4.7.2 Making Substrings Equivalent

When you make one character substring equivalent to another character substring, the EQUIVALENCE statement also sets equivalences between the other corresponding characters in the character entities; for example:

CHARACTER NAME*16, ID*9
EQUIVALENCE (NAME(10:13), ID(2:5))

As a result of these statements, the character variables NAME and ID share space as illustrated in Figure 4-1.

The following statement also aligns the arrays as shown in Figure 4-1:

EQUIVALENCE (NAME(9:9), ID(1:1))

If the character substring references are array elements, the EQUIVALENCE statement sets equivalences between the other corresponding characters in the complete arrays.

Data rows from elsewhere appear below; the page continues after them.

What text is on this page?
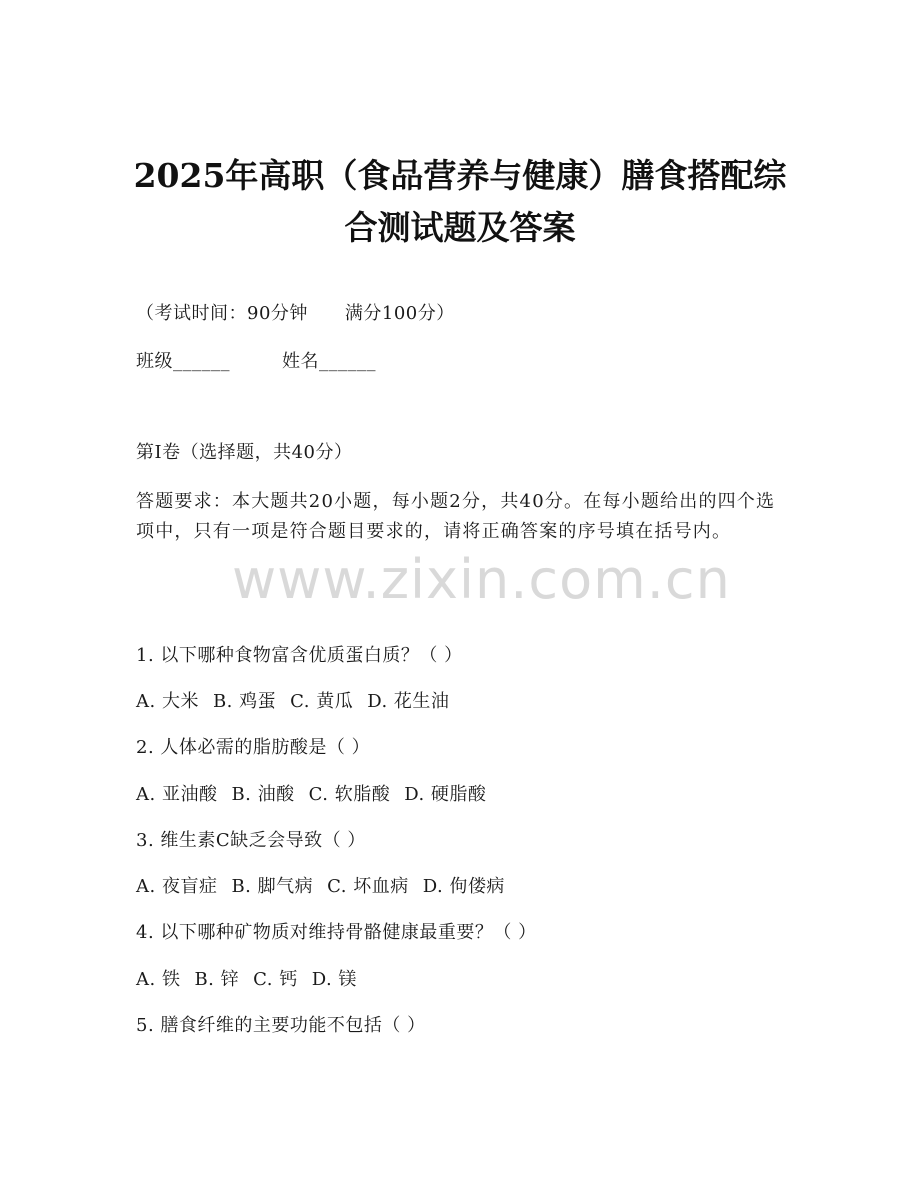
2025年高职（食品营养与健康）膳食搭配综
合测试题及答案
（考试时间：90分钟　　满分100分）
班级______	姓名______
第Ⅰ卷（选择题，共40分）
答题要求：本大题共20小题，每小题2分，共40分。在每小题给出的四个选项中，只有一项是符合题目要求的，请将正确答案的序号填在括号内。
www.zixin.com.cn
1. 以下哪种食物富含优质蛋白质？（ ）
A. 大米 B. 鸡蛋 C. 黄瓜 D. 花生油
2. 人体必需的脂肪酸是（ ）
A. 亚油酸 B. 油酸 C. 软脂酸 D. 硬脂酸
3. 维生素C缺乏会导致（ ）
A. 夜盲症 B. 脚气病 C. 坏血病 D. 佝偻病
4. 以下哪种矿物质对维持骨骼健康最重要？（ ）
A. 铁 B. 锌 C. 钙 D. 镁
5. 膳食纤维的主要功能不包括（ ）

Figure 4-1 Equivalence of Substrings

Character elements of arrays can overlap at any character position; for example:

CHARACTER FIELDS(100)*4, STAR(5)*5
EQUIVALENCE (FIELDS(1)(2:4),  STAR(2)(3:5))

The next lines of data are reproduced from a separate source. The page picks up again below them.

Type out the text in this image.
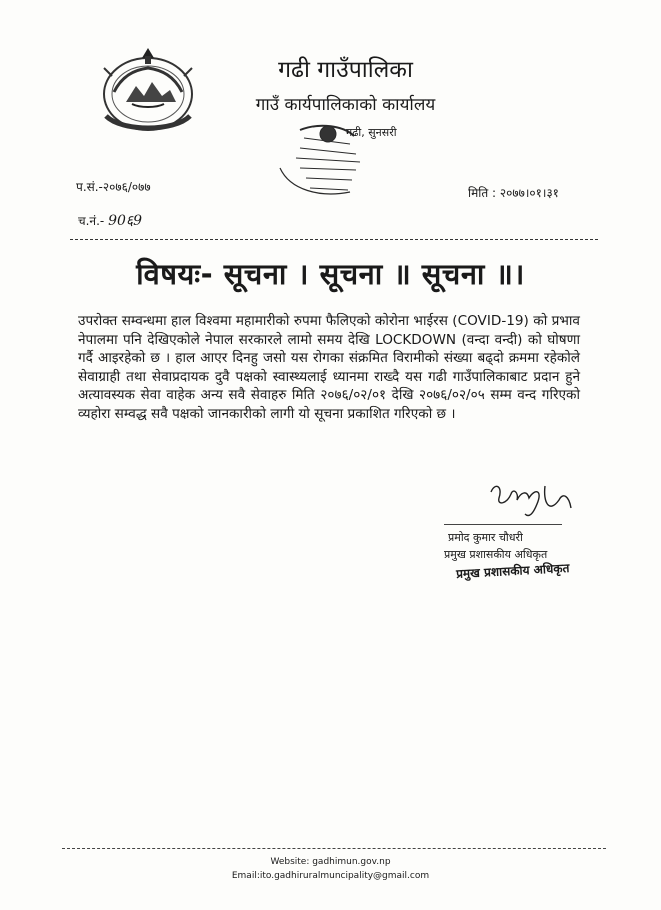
गढी गाउँपालिका
गाउँ कार्यपालिकाको कार्यालय
गढी, सुनसरी
प.सं.-२०७६/०७७	मिति : २०७७।०१।३१
च.नं.- 90६9
विषयः- सूचना । सूचना ॥ सूचना ॥।
उपरोक्त सम्वन्धमा हाल विश्वमा महामारीको रुपमा फैलिएको कोरोना भाईरस (COVID-19) को प्रभाव नेपालमा पनि देखिएकोले नेपाल सरकारले लामो समय देखि LOCKDOWN (वन्दा वन्दी) को घोषणा गर्दै आइरहेको छ । हाल आएर दिनहु जसो यस रोगका संक्रमित विरामीको संख्या बढ्दो क्रममा रहेकोले सेवाग्राही तथा सेवाप्रदायक दुवै पक्षको स्वास्थ्यलाई ध्यानमा राख्दै यस गढी गाउँपालिकाबाट प्रदान हुने अत्यावस्यक सेवा वाहेक अन्य सवै सेवाहरु मिति २०७६/०२/०१ देखि २०७६/०२/०५ सम्म वन्द गरिएको व्यहोरा सम्वद्ध सवै पक्षको जानकारीको लागी यो सूचना प्रकाशित गरिएको छ ।
प्रमोद कुमार चौधरी
प्रमुख प्रशासकीय अधिकृत
प्रमुख प्रशासकीय अधिकृत
Website: gadhimun.gov.np
Email:ito.gadhiruralmuncipality@gmail.com
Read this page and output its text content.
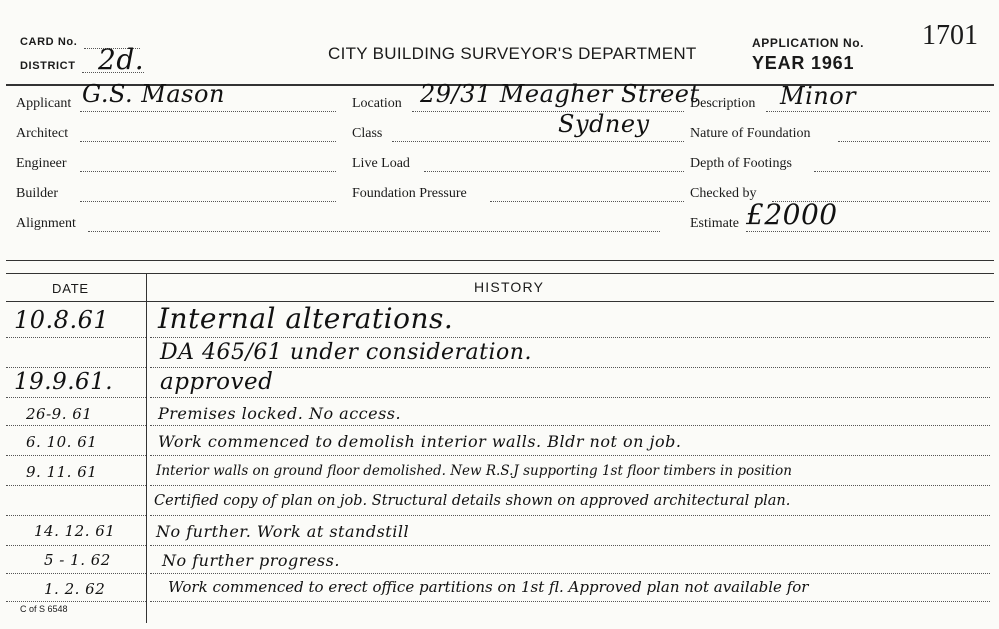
CARD No.
DISTRICT 2d.	CITY BUILDING SURVEYOR'S DEPARTMENT
APPLICATION No. 1701
YEAR 1961
Applicant G.S. Mason
Architect
Engineer
Builder
Alignment
Location 29/31 Meagher Street
Sydney
Class
Live Load
Foundation Pressure
Description Minor
Nature of Foundation
Depth of Footings
Checked by
Estimate £2000
DATE	HISTORY
10.8.61 Internal alterations.
DA 465/61 under consideration.
19.9.61. approved
26-9. 61	Premises locked. No access.
6. 10. 61	Work commenced to demolish interior walls. Bldr not on job.
9. 11. 61	Interior walls on ground floor demolished. New R.S.J supporting 1st floor timbers in position
Certified copy of plan on job. Structural details shown on approved architectural plan.
14. 12. 61	No further. Work at standstill
5 - 1. 62	No further progress.
1. 2. 62	Work commenced to erect office partitions on 1st fl. Approved plan not available for
C of S 6548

As a result of these statements, the character arrays FIELDS and STAR share storage space as shown in Figure 4-2.

Figure 4-2 Equivalence of Character Arrays

The EQUIVALENCE statement cannot assign the same storage location to two or more substrings that start at different character positions in the same character variable or character array. The EQUIVALENCE statement also cannot assign memory locations in a way that is inconsistent with the normal linear storage of character variables and arrays.